Assistant Professor Andrew Womack, Department of Statistics, Indiana University
A Bayesian Considers Sampling
Recently, I have had cause to consider two sampling problems: 1) how to design an optimal sample from a population under ignorable sampling and 2) how to account for non-ignorable sampling during data analysis. In this talk, I will present my thoughts on both problems from a Bayesian and Information Theoretic perspective. In the case of sampling design, I derive a concave utility function on the simplex whose maximizer defines the optimal sampling design for a given inferential problem. A first result from this utility is the derivation of simple random sampling as an optimal sampling scheme for certain inferential problems. In order to address non-ignorable sampling, I derive a MCMC approach to the inferential problem. Under certain conditions on the sampling bias, a modification of the methodology can be made reasonably computationally tractable.

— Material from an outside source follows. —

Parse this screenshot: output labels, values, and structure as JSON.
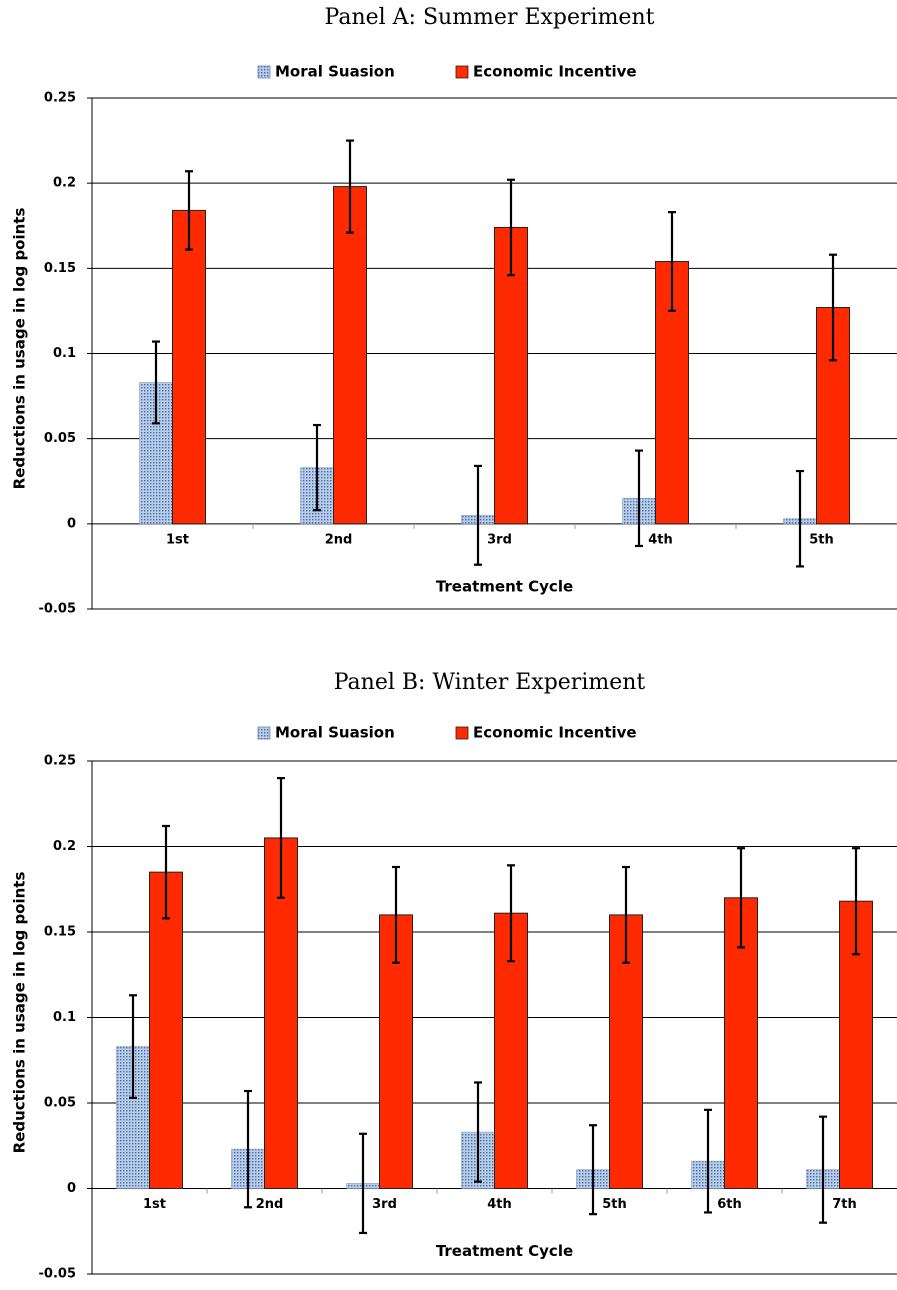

Research Assistant Professor Suriya Gunasekar, Toyota Technology Institute at Chicago
Implicit Regularization in Matrix Factorization
This talk will explore ideas on "implicit regularization" in under-determined problems where the optimization objective has multiple global minima. We specifically study optimization of a quadratic loss over a matrix with gradient descent on the factorized space. We conjecture and provide empirical and theoretical evidence that with small enough step sizes and initialization close enough to the origin, gradient descent on a full dimensional factorization converges to the minimum nuclear norm solution.

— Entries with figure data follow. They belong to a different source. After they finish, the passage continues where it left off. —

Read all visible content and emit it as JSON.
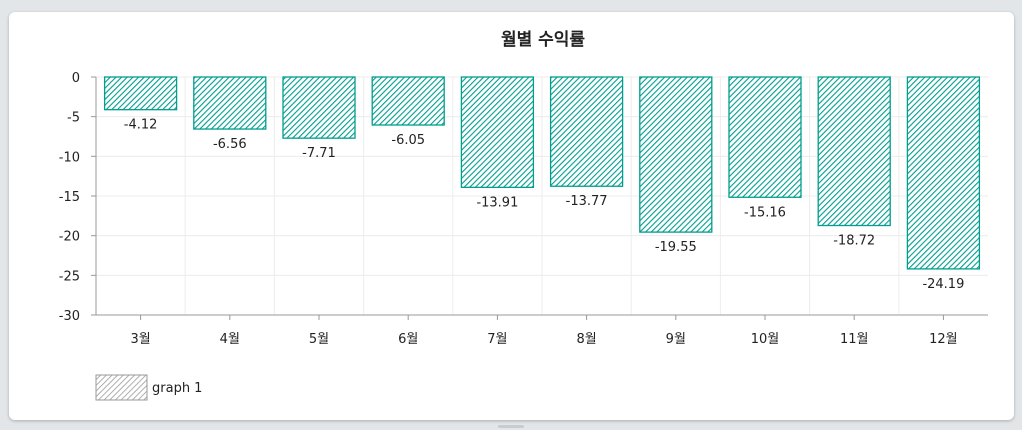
{
  "chart_data": {
    "type": "bar",
    "title": "월별 수익률",
    "categories": [
      "3월",
      "4월",
      "5월",
      "6월",
      "7월",
      "8월",
      "9월",
      "10월",
      "11월",
      "12월"
    ],
    "series": [
      {
        "name": "graph 1",
        "values": [
          -4.12,
          -6.56,
          -7.71,
          -6.05,
          -13.91,
          -13.77,
          -19.55,
          -15.16,
          -18.72,
          -24.19
        ],
        "data_labels": [
          "-4.12",
          "-6.56",
          "-7.71",
          "-6.05",
          "-13.91",
          "-13.77",
          "-19.55",
          "-15.16",
          "-18.72",
          "-24.19"
        ]
      }
    ],
    "yticks": [
      "0",
      "-5",
      "-10",
      "-15",
      "-20",
      "-25",
      "-30"
    ],
    "ylim": [
      -30,
      0
    ],
    "xlabel": "",
    "ylabel": "",
    "grid": true,
    "legend_position": "bottom-left",
    "colors": {
      "bar_stroke": "#009e8e",
      "bar_hatch": "#009e8e",
      "legend_hatch": "#9a9a9a",
      "grid": "#ececec"
    }
  }
}
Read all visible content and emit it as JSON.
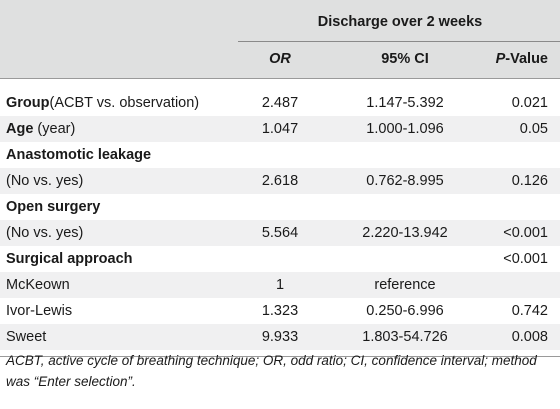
{
  "table": {
    "group_header": "Discharge over 2 weeks",
    "columns": [
      "OR",
      "95% CI",
      "P-Value"
    ],
    "pvalue_prefix": "P",
    "pvalue_suffix": "-Value",
    "rows": [
      {
        "label_bold": "Group",
        "label_rest": "(ACBT vs. observation)",
        "or": "2.487",
        "ci": "1.147-5.392",
        "p": "0.021"
      },
      {
        "label_bold": "Age",
        "label_rest": " (year)",
        "or": "1.047",
        "ci": "1.000-1.096",
        "p": "0.05"
      },
      {
        "label_bold": "Anastomotic leakage",
        "label_rest": "",
        "or": "",
        "ci": "",
        "p": ""
      },
      {
        "label_bold": "",
        "label_rest": "(No vs. yes)",
        "or": "2.618",
        "ci": "0.762-8.995",
        "p": "0.126"
      },
      {
        "label_bold": "Open surgery",
        "label_rest": "",
        "or": "",
        "ci": "",
        "p": ""
      },
      {
        "label_bold": "",
        "label_rest": "(No vs. yes)",
        "or": "5.564",
        "ci": "2.220-13.942",
        "p": "<0.001"
      },
      {
        "label_bold": "Surgical approach",
        "label_rest": "",
        "or": "",
        "ci": "",
        "p": "<0.001"
      },
      {
        "label_bold": "",
        "label_rest": "McKeown",
        "or": "1",
        "ci": "reference",
        "p": ""
      },
      {
        "label_bold": "",
        "label_rest": "Ivor-Lewis",
        "or": "1.323",
        "ci": "0.250-6.996",
        "p": "0.742"
      },
      {
        "label_bold": "",
        "label_rest": "Sweet",
        "or": "9.933",
        "ci": "1.803-54.726",
        "p": "0.008"
      }
    ]
  },
  "footnote": "ACBT, active cycle of breathing technique; OR, odd ratio; CI, confidence interval; method was “Enter selection”."
}
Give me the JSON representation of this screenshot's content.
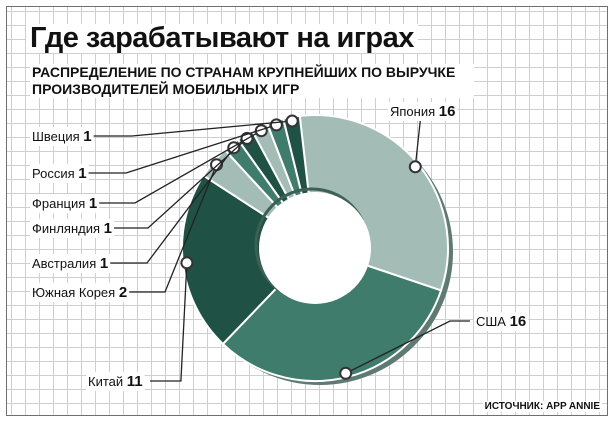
{
  "title": "Где зарабатывают на играх",
  "subtitle": "РАСПРЕДЕЛЕНИЕ ПО СТРАНАМ КРУПНЕЙШИХ ПО ВЫРУЧКЕ ПРОИЗВОДИТЕЛЕЙ МОБИЛЬНЫХ ИГР",
  "source": "ИСТОЧНИК: APP ANNIE",
  "chart_data": {
    "type": "pie",
    "variant": "donut",
    "title": "Где зарабатывают на играх",
    "subtitle": "РАСПРЕДЕЛЕНИЕ ПО СТРАНАМ КРУПНЕЙШИХ ПО ВЫРУЧКЕ ПРОИЗВОДИТЕЛЕЙ МОБИЛЬНЫХ ИГР",
    "slices": [
      {
        "label": "Япония",
        "value": 16,
        "color": "#a4bcb6"
      },
      {
        "label": "США",
        "value": 16,
        "color": "#3f7c6c"
      },
      {
        "label": "Китай",
        "value": 11,
        "color": "#1f5244"
      },
      {
        "label": "Южная Корея",
        "value": 2,
        "color": "#a4bcb6"
      },
      {
        "label": "Австралия",
        "value": 1,
        "color": "#3f7c6c"
      },
      {
        "label": "Финляндия",
        "value": 1,
        "color": "#1f5244"
      },
      {
        "label": "Франция",
        "value": 1,
        "color": "#a4bcb6"
      },
      {
        "label": "Россия",
        "value": 1,
        "color": "#3f7c6c"
      },
      {
        "label": "Швеция",
        "value": 1,
        "color": "#1f5244"
      }
    ],
    "grid": true,
    "legend": "none"
  }
}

Visiting Assistant Professor Adam Jaeger, Department of Statistics, Indiana University
Split Sample Empirical Likelihood
Empirical likelihood offers a nonparametric approach to estimation and inference, which replaces the probability density based likelihood function with a function defined by estimating equations. While this eliminates the need for a parametric specification, the restriction of numerical optimization greatly decreases the applicability of empirical likelihood for large data problems. We introduce the split sample empirical likelihood; this variant utilizes a divide and conquer approach, allowing for parallel computation of the empirical likelihood function. We provided theoretical results showing that the asymptotic distribution of the estimators and test statistics derived from the split sample empirical likelihood, and through a simulation study demonstrate the reduced computation time.

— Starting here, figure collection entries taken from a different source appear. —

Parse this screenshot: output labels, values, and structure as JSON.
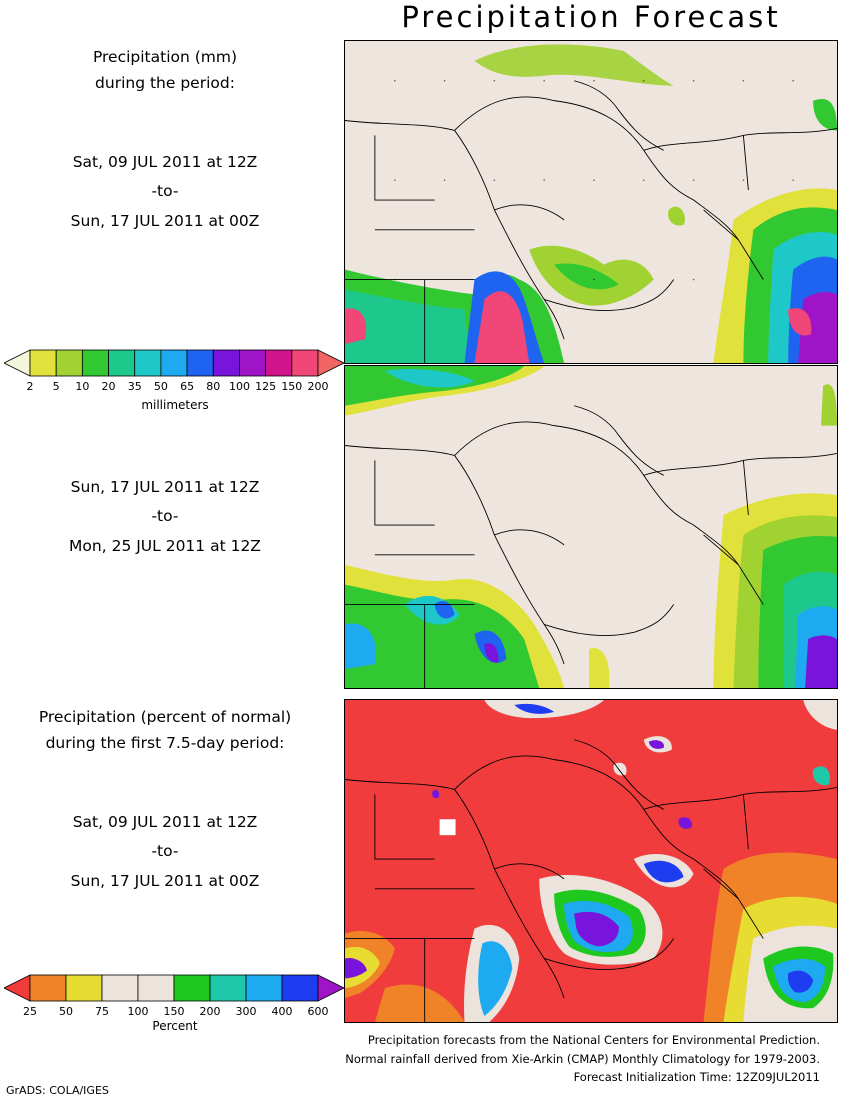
{
  "title": "Precipitation Forecast",
  "panel1": {
    "header_line1": "Precipitation (mm)",
    "header_line2": "during the period:",
    "start": "Sat, 09 JUL 2011 at 12Z",
    "to": "-to-",
    "end": "Sun, 17 JUL 2011 at 00Z"
  },
  "panel2": {
    "start": "Sun, 17 JUL 2011 at 12Z",
    "to": "-to-",
    "end": "Mon, 25 JUL 2011 at 12Z"
  },
  "panel3": {
    "header_line1": "Precipitation (percent of normal)",
    "header_line2": "during the first 7.5-day period:",
    "start": "Sat, 09 JUL 2011 at 12Z",
    "to": "-to-",
    "end": "Sun, 17 JUL 2011 at 00Z"
  },
  "colorbar_mm": {
    "unit": "millimeters",
    "ticks": [
      "2",
      "5",
      "10",
      "20",
      "35",
      "50",
      "65",
      "80",
      "100",
      "125",
      "150",
      "200"
    ],
    "colors": [
      "#f5f5dc",
      "#e1e13c",
      "#a0d232",
      "#32c832",
      "#1ec88c",
      "#1ec8c8",
      "#1eaaf0",
      "#1e64f0",
      "#7814dc",
      "#a014c8",
      "#d2148c",
      "#f04678",
      "#f06464"
    ]
  },
  "colorbar_pct": {
    "unit": "Percent",
    "ticks": [
      "25",
      "50",
      "75",
      "100",
      "150",
      "200",
      "300",
      "400",
      "600"
    ],
    "colors": [
      "#f03c3c",
      "#f08228",
      "#e6dc32",
      "#ebe3dc",
      "#ebe3dc",
      "#1ec81e",
      "#1ec8aa",
      "#1eaaf0",
      "#1e3cf0",
      "#a014c8"
    ]
  },
  "footer": {
    "line1": "Precipitation forecasts from the National Centers for Environmental Prediction.",
    "line2": "Normal rainfall derived from Xie-Arkin (CMAP) Monthly Climatology for 1979-2003.",
    "line3": "Forecast Initialization Time: 12Z09JUL2011"
  },
  "credit": "GrADS: COLA/IGES"
}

Assistant Professor Daniel McDonald, Department of Statistics, Indiana University
Compressed and penalized linear regression
Modern applications require methods that are computationally feasible on large datasets but also preserve statistical efficiency. Frequently, these two concerns are seen as contradictory: approximation methods that enable computation are assumed to degrade statistical performance relative to exact methods. In applied mathematics, where much of the current theoretical work on approximation resides, the inputs are considered to be observed exactly. The prevailing philosophy is that while the exact problem is, regrettably, unsolvable, any approximation should be as small as possible. However, from a statistical perspective, an approximate or regularized solution may be preferable to the exact one. Regularization formalizes a trade-off between fidelity to the data and adherence to prior knowledge about the data-generating process such as smoothness or sparsity. The resulting estimator tends to be more useful, interpretable, and suitable as an input to other methods.
In this work, we propose new methodology for estimation and prediction under a linear model borrowing insights from the approximation literature. We explore these procedures from a statistical perspective and find that in many cases they improve both computational and statistical performance.